Tutorial # 6 : Generative AI in Education (GAIED)

Overview : 

 The “Generative AI in Education” (GAIED) tutorial, presented by Professor Shinobu Hasegawa, aims to explore the transformative potential of Generative AI in higher education. This half-day, on-site tutorial will provide participants with practical insights into the applications of Generative AI for teaching, learning, and research, while also addressing ethical considerations. The tutorial begins with an introduction to the fundamental concepts and technologies of Generative AI. It then delves into how Generative AI can enhance teaching by improving lectures and engaging students through interactive AI tools. For learning support, the tutorial covers personalized learning experiences, adaptive learning platforms, and AI-based assessment and feedback mechanisms. In the research support segment, participants will learn how Generative AI can boost research productivity, assist in literature reviews and data analysis. Ethical considerations are a crucial part of the tutorial, focusing on ethical frameworks, mitigating risks, ensuring responsible use, and addressing biases to ensure fairness. The session will also feature real-world case studies and interactive demonstrations, providing participants with hands-on experience and practical knowledge.

Outcomes : 

By the end of the tutorial, participants will:

  • Understand the fundamental concepts and technologies of Generative AI.
  • Gain practical insights into the applications of Generative AI in teaching, learning, and research.
  • Learn about ethical considerations and frameworks for the responsible use of Generative AI.
  • Experience real-world examples and interactive demonstrations of Generative AI tools.
  • Develop strategies for integrating Generative AI into their own educational practices.

Prerequisites : 

 It would be better if participants have experience in the use of Generative AI. This background will help them better understand the advanced concepts and applications discussed during the tutorial. Familiarity with educational technologies and research methodologies will also be beneficial for fully engaging with the content. Additionally, a basic understanding of AI principles and their applications in education will enable participants to maximize the benefits of the tutorial. This foundational knowledge will ensure that attendees can actively participate in discussions and practical sessions, and effectively apply the insights gained to their own educational contexts.

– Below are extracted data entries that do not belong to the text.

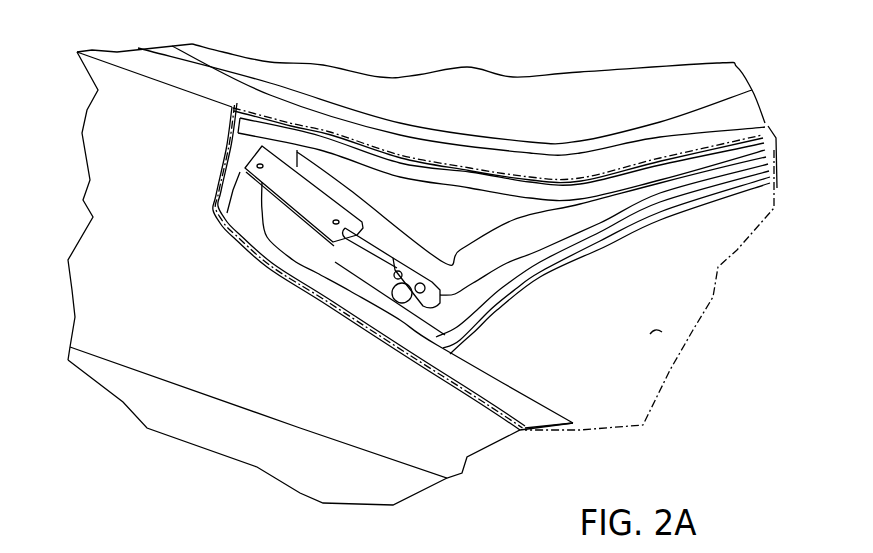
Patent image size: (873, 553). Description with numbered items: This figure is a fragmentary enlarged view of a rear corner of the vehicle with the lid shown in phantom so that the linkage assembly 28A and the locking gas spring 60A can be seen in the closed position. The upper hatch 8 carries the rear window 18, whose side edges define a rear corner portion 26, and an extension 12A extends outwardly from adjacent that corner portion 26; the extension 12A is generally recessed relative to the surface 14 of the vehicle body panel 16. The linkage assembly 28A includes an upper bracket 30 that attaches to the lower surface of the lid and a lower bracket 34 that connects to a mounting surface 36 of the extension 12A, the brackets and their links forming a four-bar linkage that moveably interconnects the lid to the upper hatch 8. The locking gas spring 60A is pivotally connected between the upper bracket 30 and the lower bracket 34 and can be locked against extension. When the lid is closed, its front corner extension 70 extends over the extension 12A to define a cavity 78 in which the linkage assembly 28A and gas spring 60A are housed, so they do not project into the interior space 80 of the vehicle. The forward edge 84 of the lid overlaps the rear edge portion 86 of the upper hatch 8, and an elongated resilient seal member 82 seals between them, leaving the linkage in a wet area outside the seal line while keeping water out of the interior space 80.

The upper hatch 8 is at (685, 78).
The surface 14 is at (133, 197).
The vehicle body panel 16 is at (98, 277).
The rear window 18 is at (547, 90).
The rear corner portions 26 is at (470, 167).
The elongated resilient seal member 82 is at (733, 155).
The forward edge 84 is at (780, 157).
The rear edge portion 86 is at (753, 178).
The extension 12A is at (512, 230).
The front corner portion or extension 70 is at (232, 237).
The upper bracket 30 is at (248, 170).
The linkage assembly 28A is at (277, 243).
The cavity or space 78 is at (300, 277).
The locking gas spring 60A is at (357, 268).
The mounting surface 36 is at (413, 267).
The lower bracket 34 is at (441, 306).
The interior space 80 is at (662, 332).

Presenter: Shinobu Hasegawa

 Shinobu Hasegawa is currently a director and professor at the Center for Innovative Distance Education and Research at the Japan Advanced Institute of Science and Technology (JAIST). He received his B.S., M.S., and Ph.D. degrees in system science from Osaka University in 1998, 2000, and 2002, respectively. The primary goal of his research is to facilitate “Human Learning and Computer-mediated Interaction” in distributed education. His research field is mainly AI in education and learning technology, which includes support for web-based learning, game-based learning, cognitive skill learning, affective learning, distance learning systems, and community-based learning. He also focuses on how to apply generative AI in higher education.